Calculating Daily Calories

Its important to know how to calculate your calories if you want to create a real body transformation. There’s a lot of misinformation floating around on the web that complicates the process, but truth be told its much easier than most people realize. Here’s what I’ll be explaining.

The first thing you need to know is that calories are a measure of thermogenic (heat) energy. Every action your body engages in results in the use of this energy. This includes everything from exercising, food digestion, organ function, and even sleeping.

The amount of calories specified in a food is really a measure of how much thermogenic energy it would take to completely burn through that food. Your body burns through what you eat as you use energy. When your body runs out of food to burn for fuel, it will tap into stored body fat primarily and burn that in order to meet your energy needs.

Any food that doesn’t get burned for energy is stored in the body for use at a later time.

This is the caloric intake level that serves as your baseline where you’re not in a deficit, or a surplus. Think of it as a map marker that shows your currently location.

Knowing this number requires you to know your basal metabolic rate (BMR), which is the amount of calories you burn without any physical activity. Another way to think of this is the amount of caloric burn it takes to sustain basic bodily function.

This number can be determined by pluging your age, height, and weight into a BMR calculator.

*Consistently eating below your BMR for too long can produce some pretty negative effects on your hormonal stability and metabolism, so I generally advise against it.

  • A workout that lasts 45-60 minutes can burn 300-400 calories
  • An hour of walking can burn 200-300 calories.
  • Non exercise activity can result in an additional caloric burn of around 200 calories.

If your BMR is 1500 and you were to workout for an hour, walk for an hour along with all the non exercise activity, you’d reach a total burn of 2200-2400 calories for the day.

This is where you eat less than what you burn. Eating in a deficit over a period of weeks is mainly how you’d reach your fat loss goal.

1 pound of fat is equal to 3500 calories. Maintaining a deficit of 500 calories over a 7 day period would result in a total of 3500 calories burned from fat, reducing your body fat by 1 pound.
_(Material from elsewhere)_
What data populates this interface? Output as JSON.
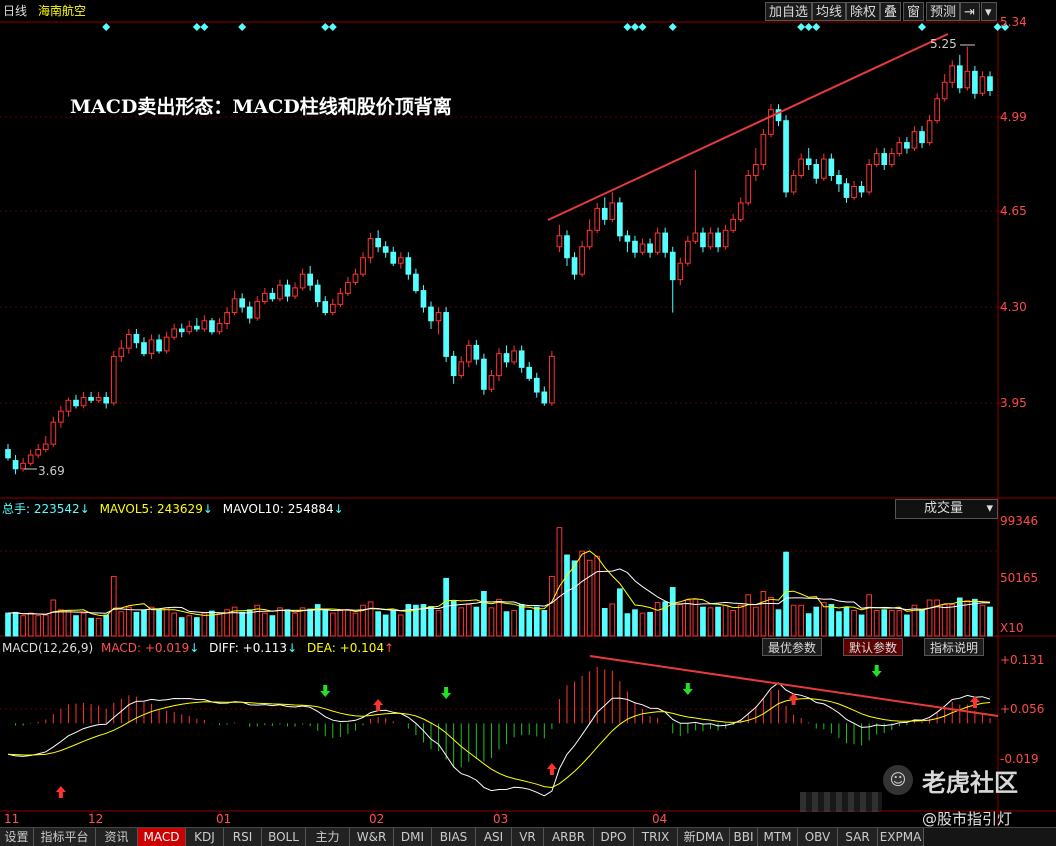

A steeper calorie deficit can speed up the fat loss process, but maintaining a calorie deficit that is too steep for too long can backfire, causing increased fat retention by slowing down your metabolism, and destabilizing your hormonal function.

The best thing to do is be patient with the process and prioritize health and sustainability.

This is where you eat more than what you burn. The purpose of doing is to create an abundance of energy in reserve in order facilitate high training performance and recovery.

Muscle building is very energy intensive not only because the training is challenging, but also because your body uses more energy in the process of building new muscle tissue.

Not only do you need more food for this process, but you also need more rest. Not getting enough rest while being in a calorie surplus can cause muscle loss and fat gain, so you need both. Going to bed between 8-10pm and waking between 5-7am is an ideal sleep schedule.

Your calorie surplus only needs about 10%, or about 150-200 calories extra per day. This surplus is high enough to build muscle, but not high enough to cause any significant increase in body fat.

If you gain a pound of fat in a week, you’re surplus is too high.

Muscle building takes a much longer time than fat loss, so if your goal is to gain muscle mass, the ideal amount of time to commit to this goal is 10-12 months at a time.

Males can expect to gain 1-1.5lbs of muscle per month.

Females can expect to gain 0.5-1lb of muscle per month.

A great tool for tracking your daily caloric burn and sleep quality is by wearing a smart watch like a fitbit. I personally wear a fitbit because it provides all kinds of data.

  • How many calories I burn daily/weekly.
  • How many hours of light, deep, and REM sleep I get each night.
  • Resting heartrate, peak heartrate, etc.

It’s an ideal tool for anyone who’s serious about their fitness goals.

 

For diet tracking, my top recommendations are 2 mobile apps.

  1. My Fitness Pal
  2. Cronometer

My Fitness Pal is free to use and very simple. All you need to do is download it onto your device of choice and create an account. With tracking your food, you can type in the name of the food you’re logging, or you can scan the barcode on the packaging. Then just add the quantity and you’re done.

You can calculate your daily caloric requirement through the app as well with the goal setting option. Just plug in your age, height, weight, and activity level. It’ll give you your numbers based on your body mass index (BMI).

Cronometer works practically the same way, but there’s a bit of a trade off. The grocery database is not as large as the one My Fitness Pal uses, but it gives you a full breakdown of all vitamins, minerals, amino acids, and omega fatty acid quantities of each food you log. This is great for anyone who wants those kinds of details. Cronometer costs a small one time fee to use which around 2 or 3 dollars.